As we've been covering over the past few years, there's been a big battle going on over the copyright status of "pre-1972 sound recordings." That may sound like a weird thing to be arguing over, but it's due to a weird bit of history in US copyright law. You see, for a very long time, Congress believed that copyright law could not
cover sound recordings. However, various states stepped in and either through explicit state law or through common law, created copyright-like regulations for sound recordings. When copyright was finally updated in the 1976 Copyright Act, pre-1972 works were left out of the federal copyright system, even as federal copyright law basically wiped out all state copyright law for everything else. This has created some weird issues, including that some songs that should be in the public domain under federal copyright law are locked up
in perpetuity. A simple and reasonable solution to this would be to just move pre-1972 sound recordings under federal copyright law and level the playing field. But, the RIAA has resisted this. That might seems strange, until you realize that the RIAA and its friends saw this weird quirk of copyright law as a wedge issue with which to try to squeeze more money out of everyone.

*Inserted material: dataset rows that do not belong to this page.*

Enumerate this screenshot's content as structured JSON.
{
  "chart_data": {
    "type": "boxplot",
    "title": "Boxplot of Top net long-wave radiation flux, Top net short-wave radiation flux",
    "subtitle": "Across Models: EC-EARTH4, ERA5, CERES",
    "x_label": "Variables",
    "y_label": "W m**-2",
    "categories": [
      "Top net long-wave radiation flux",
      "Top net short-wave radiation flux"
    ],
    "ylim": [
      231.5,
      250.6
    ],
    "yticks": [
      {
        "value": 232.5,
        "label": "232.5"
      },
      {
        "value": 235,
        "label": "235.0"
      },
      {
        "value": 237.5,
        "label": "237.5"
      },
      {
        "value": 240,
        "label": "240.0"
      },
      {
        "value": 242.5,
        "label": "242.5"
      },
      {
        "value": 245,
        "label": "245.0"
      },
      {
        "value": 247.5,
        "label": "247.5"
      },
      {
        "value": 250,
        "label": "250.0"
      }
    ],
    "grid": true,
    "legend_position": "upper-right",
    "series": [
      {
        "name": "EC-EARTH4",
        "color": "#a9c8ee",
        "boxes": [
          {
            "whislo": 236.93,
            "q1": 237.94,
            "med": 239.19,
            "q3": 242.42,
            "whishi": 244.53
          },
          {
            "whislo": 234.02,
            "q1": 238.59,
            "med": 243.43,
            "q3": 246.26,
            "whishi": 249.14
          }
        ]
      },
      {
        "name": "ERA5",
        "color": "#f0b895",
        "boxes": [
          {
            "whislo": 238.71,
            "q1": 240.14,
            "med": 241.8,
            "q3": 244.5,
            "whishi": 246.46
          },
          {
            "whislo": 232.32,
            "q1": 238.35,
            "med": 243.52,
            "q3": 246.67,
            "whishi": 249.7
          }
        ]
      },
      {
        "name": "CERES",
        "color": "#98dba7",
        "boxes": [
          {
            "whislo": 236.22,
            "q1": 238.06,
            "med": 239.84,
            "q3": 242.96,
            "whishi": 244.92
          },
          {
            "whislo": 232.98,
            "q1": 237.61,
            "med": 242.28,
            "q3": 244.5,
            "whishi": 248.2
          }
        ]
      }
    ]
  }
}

It started a couple years ago when basically everyone started suing Sirius XM
for playing pre-1972 music without getting a separate license to do so. Once again, the reasoning here is a bit complex, but prior to the 1976 Act, there really wasn't even any concept of a "public performance right" for sound recordings -- only for compositions. The idea of one for sound recordings only came into existence with the updated copyright law. But what the RIAA and friends are trying to do is to rewrite history and pretend that these various state laws also retroactively meant
to include a public performance right, and that these newer services were violating it.
In a series of rulings in the last year, Sirius XM has lost
lawsuits, while winning
another one. This has many copyright scholars quite concerned
that decades of settled law are being tossed out.
More importantly, we pointed out that this could mean the end of hearing classic songs
from the 50s and 60s on internet and satellite radio. But, it appears that the RIAA and friends are not
stopping there. Last month they took things up a notch and started suing terrestrial radio stations over pre-1972 music as well
And that brings up a whole different issue. As you probably know, terrestrial radio does not need to pay at all
for the use of sound recordings (it does
pay songwriters/publishers for the use of the composition), because Congress has (correctly) noted that songs on the radio are a form of advertising, and thus the musicians benefit from it, and there's no reason to pay fees for the performance again. While the RIAA whines about this, the major labels own decades-long practices around payola make it clear that they, too, recognize that radio play is valuable
for the musicians and worth paying for -- rather than worth being paid for.
Every few years, the RIAA pushes to have Congress change the law, and to start making terrestrial radio pay a "performance rights fee" for sound recordings as well. But that never seems to get anywhere. So, instead, the RIAA appears to be attacking this via the pre-1972 loophole, and claiming that even though Congress explicitly has said that radio doesn't need to pay, such a promise does not apply to pre-1972 songs. The new lawsuits, from ABS entertainment, aims to be a class action lawsuit for a bunch of pre-1972 music, and has targeted terrestrial broadcasters who also stream online, including CBS, iHeartRadio (previously known as Clear Channel) and Cumulus -- the big three radio broadcasters.
In the meantime, one of the first original cases concerning this issue, against Pandora, has now moved to the 9th Circuit appeals court and a whole bunch of copyright experts have weighed in
hoping that the appeals court will reverse the lower court and remind everyone that these state laws never included a public performance right in the first place. Unfortunately, this is the 9th Circuit, which is somewhat famous for its wacky copyright rulings, so pretty much anything goes here. However, should it come out in favor of the RIAA's position, it could mean that pre-1972 music will start disappearing not just from streaming and satellite radio, but from traditional terrestrial radio as well.